U.S. Proposes Replacing Engine-Housing Parts on Boeing Jets

Like one involved in a passenger's death.

AP Photo/Richard Drew, File

WASHINGTON (AP) β€” Federal officials are proposing modifications and additional inspections on nearly 2,000 Boeing planes in the United States to prevent a repeat of the engine-housing breakup that killed a passenger on a Southwest Airlines flight in 2018.

The proposal by the Federal Aviation Administration on Tuesday largely follows recommendations that Boeing made to airlines in July. It would require replacing fasteners and other parts near the engines of many older Boeing 737s.

Airlines will have until the end of July 2028 to make the changes, which Boeing developed.

The work won't be required on Max jets, the newest version of the 737.

The FAA said it is responding to two incidents in which parts of the cowling that cover the engines broke away from planes. One occurred in 2016, and the fatal accident happened two years later on a Southwest jet flying over Pennsylvania.

Both incidents started with broken fan blades. In the second one, the broken blade hit the engine fan case at a critical point, starting a chain reaction that ended in the cowling breaking loose and striking the plane, shattering a window and killing a 43-year-old mother of two sitting next to the window.

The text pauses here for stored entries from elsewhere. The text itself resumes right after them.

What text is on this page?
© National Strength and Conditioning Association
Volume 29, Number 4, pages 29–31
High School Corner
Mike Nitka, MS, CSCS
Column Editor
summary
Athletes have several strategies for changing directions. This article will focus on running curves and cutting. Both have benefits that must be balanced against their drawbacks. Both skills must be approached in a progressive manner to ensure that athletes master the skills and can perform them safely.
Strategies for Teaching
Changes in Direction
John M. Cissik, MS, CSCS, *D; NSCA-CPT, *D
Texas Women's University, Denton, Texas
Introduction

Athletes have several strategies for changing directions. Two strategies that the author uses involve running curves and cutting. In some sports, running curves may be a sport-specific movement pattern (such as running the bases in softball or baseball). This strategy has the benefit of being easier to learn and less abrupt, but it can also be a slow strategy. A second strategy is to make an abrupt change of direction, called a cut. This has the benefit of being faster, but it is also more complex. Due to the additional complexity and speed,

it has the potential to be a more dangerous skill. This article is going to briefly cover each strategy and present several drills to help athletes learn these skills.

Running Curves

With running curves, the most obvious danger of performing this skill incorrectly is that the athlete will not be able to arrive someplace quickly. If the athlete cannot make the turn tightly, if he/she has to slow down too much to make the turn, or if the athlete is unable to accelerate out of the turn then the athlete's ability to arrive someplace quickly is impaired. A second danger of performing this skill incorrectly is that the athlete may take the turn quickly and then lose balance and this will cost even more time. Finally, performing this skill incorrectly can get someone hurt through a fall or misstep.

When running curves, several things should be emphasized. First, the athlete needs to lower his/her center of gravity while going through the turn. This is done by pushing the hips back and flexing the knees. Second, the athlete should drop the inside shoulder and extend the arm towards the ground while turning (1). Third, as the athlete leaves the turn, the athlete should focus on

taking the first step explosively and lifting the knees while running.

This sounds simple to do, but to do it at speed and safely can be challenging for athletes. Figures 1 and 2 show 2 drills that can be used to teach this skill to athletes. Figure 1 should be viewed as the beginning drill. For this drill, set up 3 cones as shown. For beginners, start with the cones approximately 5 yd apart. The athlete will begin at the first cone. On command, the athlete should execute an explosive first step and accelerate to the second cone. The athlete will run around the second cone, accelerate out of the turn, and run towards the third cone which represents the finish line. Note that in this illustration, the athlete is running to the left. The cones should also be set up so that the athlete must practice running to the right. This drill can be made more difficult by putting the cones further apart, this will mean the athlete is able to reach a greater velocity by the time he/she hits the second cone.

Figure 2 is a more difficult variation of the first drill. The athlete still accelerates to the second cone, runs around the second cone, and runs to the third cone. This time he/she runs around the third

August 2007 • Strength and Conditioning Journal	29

After the passenger's death, the FAA ordered emergency inspections of fan blades and replacement of cracked blades in similar CFM International engines. The engine manufacturer had recommended the stepped-up inspections a year before the fatal flight.

On Tuesday, the FAA said more regulations are needed to reduce the chance that engine-housing parts could break away when fan blades fail.

The new proposal would require airlines to replace fasteners on certain planes and install additional parts on all the affected 737s.

The FAA estimated the proposal would affect 1,979 planes registered in the United States.

The agency will take public comments on the proposal until Jan 26.